A current 12-game winning streak for Kansas State in its Big 12 series against in-state rival Kansas caught the eye of new Kansas coach Lance Leipold.
Before Leipold participates in his first Sunflower Showdown on Saturday at Lawrence, Kan., he knows the Jayhawks (1–7, 0–5 Big 12) must make alterations to improve against the Wildcats (5–3, 2–3).
“One thing that’s apparent is we need more guys from the state of Kansas on this roster,” Leipold said, noting a disparity that favors Kansas State.
In turn, such roster construction could promote the will and spirit necessary to overcome a lopsided differential that finds Kansas State averaging a 40–13 margin of victory against Kansas over the past quarter-century.
“It’s my responsibility,” Leipold added, “to build this program to where the rivalry is more balanced and is one our alums can get behind.”
Kansas has to make some noise on the field before it can be territorial with a rivalry in which the Jayhawks have largely been a doormat.
Kansas State fans could conceivably take to the road and outnumber Kansas fans, especially with the Wildcats on a two-game winning streak following an 0-3 start in conference play.
Each of those wins happened to influence administrators at Texas Tech and TCU to fire coaches Matt Wells and Gary Patterson, respectively.
Opponents should probably not sleep on the Wildcats’ key playmakers. Veteran engineer Skyler Thompson is completing 70 percent of his passes, while shifty all-purpose threat Deuce Vaughn has 1,055 yards from scrimmage with 12 touchdowns.
Felix Anudike-Uzomah got credited with four sacks in last week’s 31–12 victory over TCU, but only after his initial total of six, which tied the FBS record, was revised because of an NCAA technicality. He caused fumbles on the two other sacks, but because the loose balls resulted in gains, that statistic record of those sacks got erased.
Whatever the count, the disruption caused by Anudike–Uzomah has contributed to a resurgence for the Wildcats defense, which blanked Texas Tech in the second half and held TCU to three points on its first three trips inside the Kansas State 5-yard line.
“He brought a lot of energy with each sack, and you could tell that everyone knew the kind of game he was having,” Wildcats coach Chris Klieman said, while adding that improvement from an aggressive secondary has helped pass-rushers create pressure.
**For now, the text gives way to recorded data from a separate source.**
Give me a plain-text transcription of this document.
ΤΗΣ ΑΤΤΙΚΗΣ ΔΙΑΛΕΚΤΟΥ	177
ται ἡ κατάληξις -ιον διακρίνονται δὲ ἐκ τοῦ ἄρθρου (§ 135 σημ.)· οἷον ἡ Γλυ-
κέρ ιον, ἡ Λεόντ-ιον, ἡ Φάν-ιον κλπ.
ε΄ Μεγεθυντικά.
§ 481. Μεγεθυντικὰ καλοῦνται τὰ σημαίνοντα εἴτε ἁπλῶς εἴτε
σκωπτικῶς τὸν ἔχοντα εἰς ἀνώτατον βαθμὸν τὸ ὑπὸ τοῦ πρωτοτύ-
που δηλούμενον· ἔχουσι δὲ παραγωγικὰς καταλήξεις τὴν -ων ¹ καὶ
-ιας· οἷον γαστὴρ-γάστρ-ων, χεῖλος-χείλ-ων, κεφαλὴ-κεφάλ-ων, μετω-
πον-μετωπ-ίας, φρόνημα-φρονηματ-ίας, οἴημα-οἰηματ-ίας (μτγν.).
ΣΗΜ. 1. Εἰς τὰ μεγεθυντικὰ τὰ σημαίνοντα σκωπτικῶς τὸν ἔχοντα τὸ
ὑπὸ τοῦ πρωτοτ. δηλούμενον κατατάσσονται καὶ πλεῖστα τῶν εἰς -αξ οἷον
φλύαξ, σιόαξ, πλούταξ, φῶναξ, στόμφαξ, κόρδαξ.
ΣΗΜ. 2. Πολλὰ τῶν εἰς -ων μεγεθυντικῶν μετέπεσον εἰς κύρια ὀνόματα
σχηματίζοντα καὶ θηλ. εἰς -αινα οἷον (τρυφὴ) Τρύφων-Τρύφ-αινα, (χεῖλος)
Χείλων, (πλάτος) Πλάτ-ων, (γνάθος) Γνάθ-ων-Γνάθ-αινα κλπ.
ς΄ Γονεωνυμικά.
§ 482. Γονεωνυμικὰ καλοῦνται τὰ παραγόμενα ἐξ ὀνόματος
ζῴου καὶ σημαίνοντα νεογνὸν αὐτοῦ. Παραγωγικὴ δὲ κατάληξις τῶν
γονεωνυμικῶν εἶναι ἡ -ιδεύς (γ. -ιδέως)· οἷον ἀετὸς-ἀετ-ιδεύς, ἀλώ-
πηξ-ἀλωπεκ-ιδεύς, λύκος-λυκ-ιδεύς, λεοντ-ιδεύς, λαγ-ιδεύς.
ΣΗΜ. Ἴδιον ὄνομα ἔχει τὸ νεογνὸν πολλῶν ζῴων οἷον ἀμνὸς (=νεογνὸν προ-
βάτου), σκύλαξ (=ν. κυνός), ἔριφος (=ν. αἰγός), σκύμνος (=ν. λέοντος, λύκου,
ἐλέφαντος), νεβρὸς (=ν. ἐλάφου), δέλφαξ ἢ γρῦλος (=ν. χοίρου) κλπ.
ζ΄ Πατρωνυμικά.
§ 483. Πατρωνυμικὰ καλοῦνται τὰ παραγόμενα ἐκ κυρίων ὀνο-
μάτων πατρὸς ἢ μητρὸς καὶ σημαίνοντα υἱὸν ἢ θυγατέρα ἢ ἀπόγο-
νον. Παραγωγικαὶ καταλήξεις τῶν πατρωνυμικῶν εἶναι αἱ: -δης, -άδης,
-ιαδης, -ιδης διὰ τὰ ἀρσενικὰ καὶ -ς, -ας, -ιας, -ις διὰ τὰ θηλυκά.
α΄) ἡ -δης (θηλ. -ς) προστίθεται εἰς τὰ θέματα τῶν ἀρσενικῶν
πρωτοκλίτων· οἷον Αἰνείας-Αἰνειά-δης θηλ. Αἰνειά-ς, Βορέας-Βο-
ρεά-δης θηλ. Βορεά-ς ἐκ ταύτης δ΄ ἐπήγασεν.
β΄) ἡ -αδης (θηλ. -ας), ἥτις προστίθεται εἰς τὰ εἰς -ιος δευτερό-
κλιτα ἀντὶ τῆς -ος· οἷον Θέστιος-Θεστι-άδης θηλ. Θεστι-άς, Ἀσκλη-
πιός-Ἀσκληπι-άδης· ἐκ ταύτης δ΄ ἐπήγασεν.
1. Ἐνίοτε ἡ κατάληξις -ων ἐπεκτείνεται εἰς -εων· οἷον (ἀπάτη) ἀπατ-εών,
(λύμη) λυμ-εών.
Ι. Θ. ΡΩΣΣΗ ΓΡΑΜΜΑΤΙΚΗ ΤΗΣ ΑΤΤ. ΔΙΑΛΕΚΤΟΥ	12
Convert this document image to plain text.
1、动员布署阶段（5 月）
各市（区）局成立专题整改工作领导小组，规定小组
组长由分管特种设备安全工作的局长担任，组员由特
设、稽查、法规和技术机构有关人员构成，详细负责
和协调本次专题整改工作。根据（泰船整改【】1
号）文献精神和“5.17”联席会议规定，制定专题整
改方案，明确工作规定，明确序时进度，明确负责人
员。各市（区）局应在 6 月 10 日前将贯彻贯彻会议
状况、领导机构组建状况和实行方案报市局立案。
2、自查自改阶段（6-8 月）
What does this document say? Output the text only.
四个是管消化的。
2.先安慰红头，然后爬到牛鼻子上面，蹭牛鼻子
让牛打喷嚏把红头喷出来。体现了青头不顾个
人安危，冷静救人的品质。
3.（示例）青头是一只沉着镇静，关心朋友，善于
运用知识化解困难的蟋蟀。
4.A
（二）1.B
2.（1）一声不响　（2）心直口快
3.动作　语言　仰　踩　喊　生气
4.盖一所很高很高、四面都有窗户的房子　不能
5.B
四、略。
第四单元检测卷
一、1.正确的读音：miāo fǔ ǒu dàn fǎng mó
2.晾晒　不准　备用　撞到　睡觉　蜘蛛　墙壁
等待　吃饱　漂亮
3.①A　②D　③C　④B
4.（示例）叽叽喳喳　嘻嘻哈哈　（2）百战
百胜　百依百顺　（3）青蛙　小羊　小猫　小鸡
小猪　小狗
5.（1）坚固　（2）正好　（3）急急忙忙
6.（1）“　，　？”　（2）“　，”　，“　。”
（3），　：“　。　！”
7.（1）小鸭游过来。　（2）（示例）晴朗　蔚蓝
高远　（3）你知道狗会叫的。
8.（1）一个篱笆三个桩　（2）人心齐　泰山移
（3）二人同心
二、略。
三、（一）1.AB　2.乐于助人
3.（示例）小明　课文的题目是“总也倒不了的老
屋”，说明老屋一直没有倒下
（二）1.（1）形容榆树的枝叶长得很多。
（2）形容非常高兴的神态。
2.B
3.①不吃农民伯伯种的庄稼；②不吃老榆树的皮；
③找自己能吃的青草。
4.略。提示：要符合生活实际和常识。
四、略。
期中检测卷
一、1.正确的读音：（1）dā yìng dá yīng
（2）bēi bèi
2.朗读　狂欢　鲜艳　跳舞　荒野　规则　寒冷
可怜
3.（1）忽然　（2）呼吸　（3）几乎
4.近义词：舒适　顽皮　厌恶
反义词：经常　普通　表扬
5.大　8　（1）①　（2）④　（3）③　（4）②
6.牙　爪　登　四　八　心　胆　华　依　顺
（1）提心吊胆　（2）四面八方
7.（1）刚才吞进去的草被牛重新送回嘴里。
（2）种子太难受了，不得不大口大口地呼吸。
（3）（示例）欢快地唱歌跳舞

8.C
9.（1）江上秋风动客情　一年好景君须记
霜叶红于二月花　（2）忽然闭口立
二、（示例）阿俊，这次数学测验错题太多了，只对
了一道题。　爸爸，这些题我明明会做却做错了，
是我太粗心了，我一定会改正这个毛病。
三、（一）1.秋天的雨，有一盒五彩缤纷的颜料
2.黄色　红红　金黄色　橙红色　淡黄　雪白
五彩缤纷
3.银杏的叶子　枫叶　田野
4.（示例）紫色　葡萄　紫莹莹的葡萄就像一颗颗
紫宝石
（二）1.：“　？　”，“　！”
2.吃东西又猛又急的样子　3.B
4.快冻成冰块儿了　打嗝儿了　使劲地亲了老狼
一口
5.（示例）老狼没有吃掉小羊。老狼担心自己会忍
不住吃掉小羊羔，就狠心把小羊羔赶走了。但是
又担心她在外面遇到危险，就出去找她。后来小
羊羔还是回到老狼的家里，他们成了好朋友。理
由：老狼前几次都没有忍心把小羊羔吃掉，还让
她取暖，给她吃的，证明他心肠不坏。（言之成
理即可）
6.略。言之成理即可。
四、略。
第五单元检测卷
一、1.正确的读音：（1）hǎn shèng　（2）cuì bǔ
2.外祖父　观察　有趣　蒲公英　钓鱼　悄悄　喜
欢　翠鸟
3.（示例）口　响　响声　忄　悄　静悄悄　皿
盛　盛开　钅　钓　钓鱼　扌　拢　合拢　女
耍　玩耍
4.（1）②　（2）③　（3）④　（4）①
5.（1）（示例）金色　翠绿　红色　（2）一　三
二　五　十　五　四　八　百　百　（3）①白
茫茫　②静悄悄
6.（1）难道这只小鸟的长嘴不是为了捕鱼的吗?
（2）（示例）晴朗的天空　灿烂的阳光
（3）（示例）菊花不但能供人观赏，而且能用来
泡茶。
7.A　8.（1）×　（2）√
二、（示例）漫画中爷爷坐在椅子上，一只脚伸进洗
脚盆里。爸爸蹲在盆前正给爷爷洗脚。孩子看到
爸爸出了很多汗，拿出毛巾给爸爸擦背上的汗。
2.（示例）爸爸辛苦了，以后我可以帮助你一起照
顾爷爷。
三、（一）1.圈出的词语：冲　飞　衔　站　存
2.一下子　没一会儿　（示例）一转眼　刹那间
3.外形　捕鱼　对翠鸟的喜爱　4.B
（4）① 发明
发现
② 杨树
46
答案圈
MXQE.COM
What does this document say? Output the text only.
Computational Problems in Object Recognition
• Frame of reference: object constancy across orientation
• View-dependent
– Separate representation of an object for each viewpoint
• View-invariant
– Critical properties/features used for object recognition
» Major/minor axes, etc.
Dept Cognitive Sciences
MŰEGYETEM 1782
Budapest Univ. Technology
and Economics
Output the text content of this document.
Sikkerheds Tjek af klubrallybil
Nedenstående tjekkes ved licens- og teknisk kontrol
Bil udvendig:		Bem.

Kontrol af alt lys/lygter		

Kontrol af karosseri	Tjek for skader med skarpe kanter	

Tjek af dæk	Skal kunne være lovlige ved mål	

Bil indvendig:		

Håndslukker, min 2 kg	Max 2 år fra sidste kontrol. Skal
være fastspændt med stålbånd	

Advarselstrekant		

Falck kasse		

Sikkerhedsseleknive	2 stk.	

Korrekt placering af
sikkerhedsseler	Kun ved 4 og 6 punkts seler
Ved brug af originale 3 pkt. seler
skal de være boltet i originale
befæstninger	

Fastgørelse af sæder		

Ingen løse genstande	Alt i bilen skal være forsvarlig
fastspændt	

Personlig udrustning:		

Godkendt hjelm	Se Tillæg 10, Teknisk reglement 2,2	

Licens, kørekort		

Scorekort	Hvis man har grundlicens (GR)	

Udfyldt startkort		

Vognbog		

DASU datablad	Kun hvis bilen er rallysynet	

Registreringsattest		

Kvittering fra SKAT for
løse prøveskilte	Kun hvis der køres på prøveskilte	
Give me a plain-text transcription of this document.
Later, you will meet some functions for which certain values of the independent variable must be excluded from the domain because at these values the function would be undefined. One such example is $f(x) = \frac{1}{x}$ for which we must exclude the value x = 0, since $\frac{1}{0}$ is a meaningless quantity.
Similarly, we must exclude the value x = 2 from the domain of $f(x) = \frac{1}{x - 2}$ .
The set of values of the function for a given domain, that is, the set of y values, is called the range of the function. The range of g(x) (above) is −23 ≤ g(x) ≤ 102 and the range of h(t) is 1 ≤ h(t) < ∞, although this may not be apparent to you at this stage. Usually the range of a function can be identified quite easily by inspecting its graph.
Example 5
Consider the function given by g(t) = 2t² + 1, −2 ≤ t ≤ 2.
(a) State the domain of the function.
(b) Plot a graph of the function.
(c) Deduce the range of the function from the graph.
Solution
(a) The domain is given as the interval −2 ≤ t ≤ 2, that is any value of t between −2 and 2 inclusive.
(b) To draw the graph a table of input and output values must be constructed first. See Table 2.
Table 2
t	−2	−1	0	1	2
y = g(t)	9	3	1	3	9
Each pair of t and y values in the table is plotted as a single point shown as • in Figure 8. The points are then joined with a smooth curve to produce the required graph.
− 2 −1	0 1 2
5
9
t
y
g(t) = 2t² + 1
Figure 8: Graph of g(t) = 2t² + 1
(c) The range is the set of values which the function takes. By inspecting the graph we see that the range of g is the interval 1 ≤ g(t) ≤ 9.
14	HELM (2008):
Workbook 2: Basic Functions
Kansas could not sustain any momentum after carrying a lead into the fourth quarter against Oklahoma on Oct. 23. While impressive in the scare they gave the undefeated Sooners, the Jayhawks flat-lined a week ago in a 55–3 defeat at Oklahoma State.
Contributors on offense have shown promise, including one of those in-state recruits Leipold would like to corral more frequently. Devin Neal has emerged as a freshman starter and has two 100-yard performances as part of his team-high rushing total.